Mrs. Turman said, "Don't build the boy's hopes up, David."
"What the hell," I snapped at her, "the kid's got to hope for something."
She dropped her eyes. "Yes. I suppose he does."
Billy took no notice of this. "Daddy ... Daddy, there are things out there. Things."
"Yes, we know that. But a lot of them - not all, but a lot - don't seem to come out until it's nighttime."
"They'll wait," he said. His eyes were huge, centered on mine. "They'll wait in the fog ... and when you can't get back inside, they'll come to eat you up. Like in the fairy stories." He hugged me with fierce, panicky tightness. "Daddy, please don't go."
I pried his arms loose as gently as I could and told him that I had to. "But I'll be back, Billy."

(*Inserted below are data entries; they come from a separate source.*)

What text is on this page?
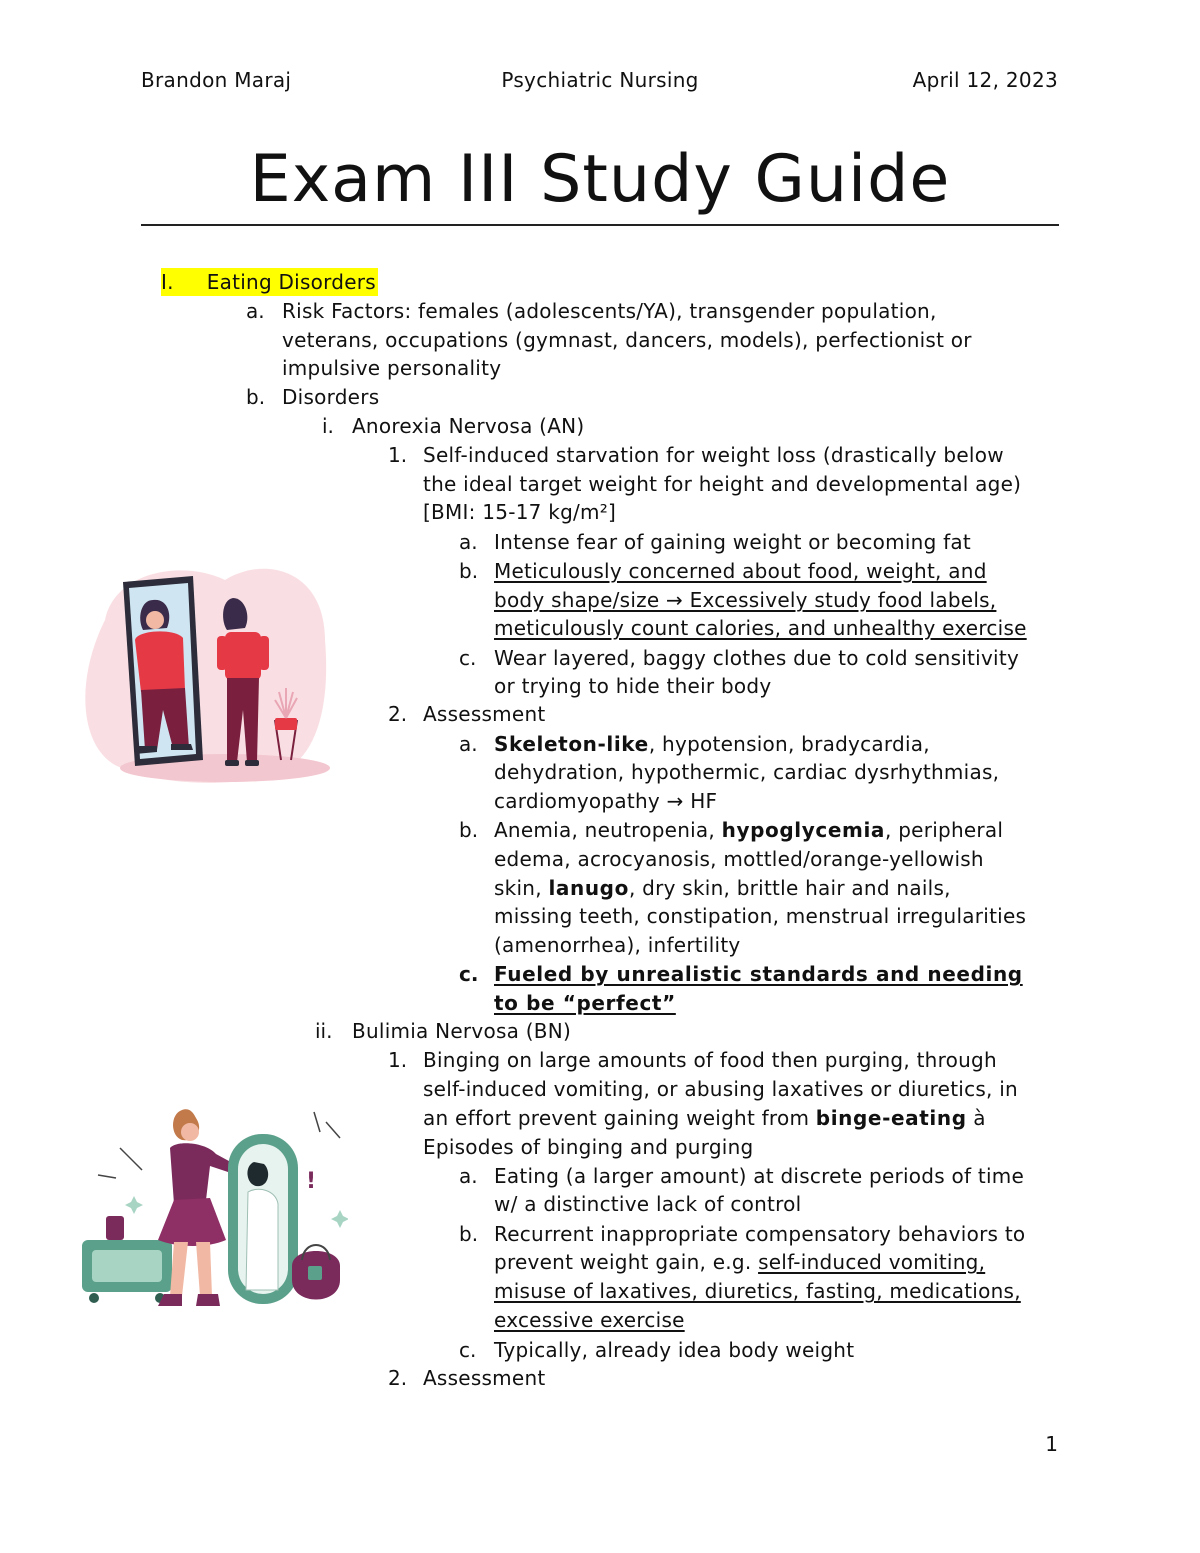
Brandon Maraj	Psychiatric Nursing	April 12, 2023
Exam III Study Guide
I. Eating Disorders
a. Risk Factors: females (adolescents/YA), transgender population,
veterans, occupations (gymnast, dancers, models), perfectionist or
impulsive personality
b. Disorders
i. Anorexia Nervosa (AN)
1. Self-induced starvation for weight loss (drastically below
the ideal target weight for height and developmental age)
[BMI: 15-17 kg/m²]
a. Intense fear of gaining weight or becoming fat
b. Meticulously concerned about food, weight, and
body shape/size → Excessively study food labels,
meticulously count calories, and unhealthy exercise
c. Wear layered, baggy clothes due to cold sensitivity
or trying to hide their body
2. Assessment
a. Skeleton-like, hypotension, bradycardia,
dehydration, hypothermic, cardiac dysrhythmias,
cardiomyopathy → HF
b. Anemia, neutropenia, hypoglycemia, peripheral
edema, acrocyanosis, mottled/orange-yellowish
skin, lanugo, dry skin, brittle hair and nails,
missing teeth, constipation, menstrual irregularities
(amenorrhea), infertility
c. Fueled by unrealistic standards and needing
to be “perfect”
ii. Bulimia Nervosa (BN)
1. Binging on large amounts of food then purging, through
self-induced vomiting, or abusing laxatives or diuretics, in
an effort prevent gaining weight from binge-eating à
Episodes of binging and purging
a. Eating (a larger amount) at discrete periods of time
w/ a distinctive lack of control
b. Recurrent inappropriate compensatory behaviors to
prevent weight gain, e.g. self-induced vomiting,
misuse of laxatives, diuretics, fasting, medications,
excessive exercise
c. Typically, already idea body weight
2. Assessment
1
!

"All right," he said huskily, but he wouldn't look at me anymore. He didn't believe I would be back. It was on his face, which was no longer thundery but woeful and grieving. I wondered again if I could be doing the right thing, putting myself at risk. Then I happened to glance down the middle aisle and saw Mrs. Carmody there. She had gained a third listener, a man with a grizzled cheek and a mean and rolling bloodshot eye. His haggard brow and shaking hands almost screamed the word hangover. It was none other than your friend and his, Myron LaFleur. The fellow who had felt no compunction at all about sending a boy out to do a man's job.